In 1851, Nathan Geer, editor of the Waukegan Gazette, toured the plank roadbed between McHenry and Lake Counties. He wrote that at the fork in the road at Forksville stood a hotel operated by a Mr. Gale. The old plank road only lasted a few years, but over a hundred years later, the building was still standing. Before being razed, the building was the private residence of Catherine Molidor who purchased it from Jacob Worts many years before.

During its century or more of existence, the building had been used as a hotel, saloon, dance hall, and a residence. In the 1950's, the then State Senator, Ray Paddock mentioned some things he remembered about Volo as told to him by his father. The Paddock family home stood by the plank road, a short distance east of Volo. Actually, the plank road went no further than Squaw Creek, except in a few spots.

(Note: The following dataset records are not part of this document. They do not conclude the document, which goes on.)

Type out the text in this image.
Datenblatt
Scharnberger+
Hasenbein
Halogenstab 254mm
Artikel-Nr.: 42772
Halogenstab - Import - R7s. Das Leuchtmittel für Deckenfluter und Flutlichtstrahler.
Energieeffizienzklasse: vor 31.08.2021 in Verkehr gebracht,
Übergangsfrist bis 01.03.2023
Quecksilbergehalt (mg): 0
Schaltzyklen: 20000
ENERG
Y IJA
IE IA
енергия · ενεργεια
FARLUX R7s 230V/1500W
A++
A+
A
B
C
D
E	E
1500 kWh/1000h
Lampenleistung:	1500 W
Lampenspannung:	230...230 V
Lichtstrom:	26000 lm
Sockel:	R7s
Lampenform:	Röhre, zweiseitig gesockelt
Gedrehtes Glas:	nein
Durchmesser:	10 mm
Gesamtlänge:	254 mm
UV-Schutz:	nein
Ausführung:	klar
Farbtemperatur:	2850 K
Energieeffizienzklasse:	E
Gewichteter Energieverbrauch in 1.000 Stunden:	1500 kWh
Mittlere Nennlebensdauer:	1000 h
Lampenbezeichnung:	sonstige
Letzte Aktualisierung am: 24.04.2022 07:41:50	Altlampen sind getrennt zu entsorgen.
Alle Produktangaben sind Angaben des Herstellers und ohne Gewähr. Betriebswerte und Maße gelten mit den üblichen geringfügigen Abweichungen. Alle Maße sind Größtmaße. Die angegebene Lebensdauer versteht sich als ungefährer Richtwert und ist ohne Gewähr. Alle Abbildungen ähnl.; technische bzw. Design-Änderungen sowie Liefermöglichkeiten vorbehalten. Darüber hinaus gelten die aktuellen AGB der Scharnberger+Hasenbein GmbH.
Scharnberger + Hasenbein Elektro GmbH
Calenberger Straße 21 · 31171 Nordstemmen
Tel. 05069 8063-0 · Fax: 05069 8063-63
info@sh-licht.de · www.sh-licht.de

Senator Paddock's father told him that the hotel was a favorite retreat of Lake and McHenry County soldiers home on furlough during the Civil War. Festive parties and dances were held there. At one such gathering, a sportive Union soldier aimed a kick at a window, so the story goes, but as the window as already open he kicked himself out into the yard. Later that evening, the soldiers gathered mattresses from the rooms and were about to set them afire in the parlor, when somebody prudently interfered with their plans. That must have been quite a party.

In the early 1890's, Jacob Worts opened a meat market on the first floor of the building and had living quarters in the rear. The second floor was rented as a dance hall. After a couple of years, Jacob sold the place and went back to farming, but in 1908, he re-purchased the place from Matt Bauer who had been operating a saloon there. Jacob continued the saloon business for several years and then sold it to his sister and brother-in-law, Anna and Michael Wagner. For some reason it returned to Jacob's ownership and he eventually sold it to Catherine Molidor as a dwelling."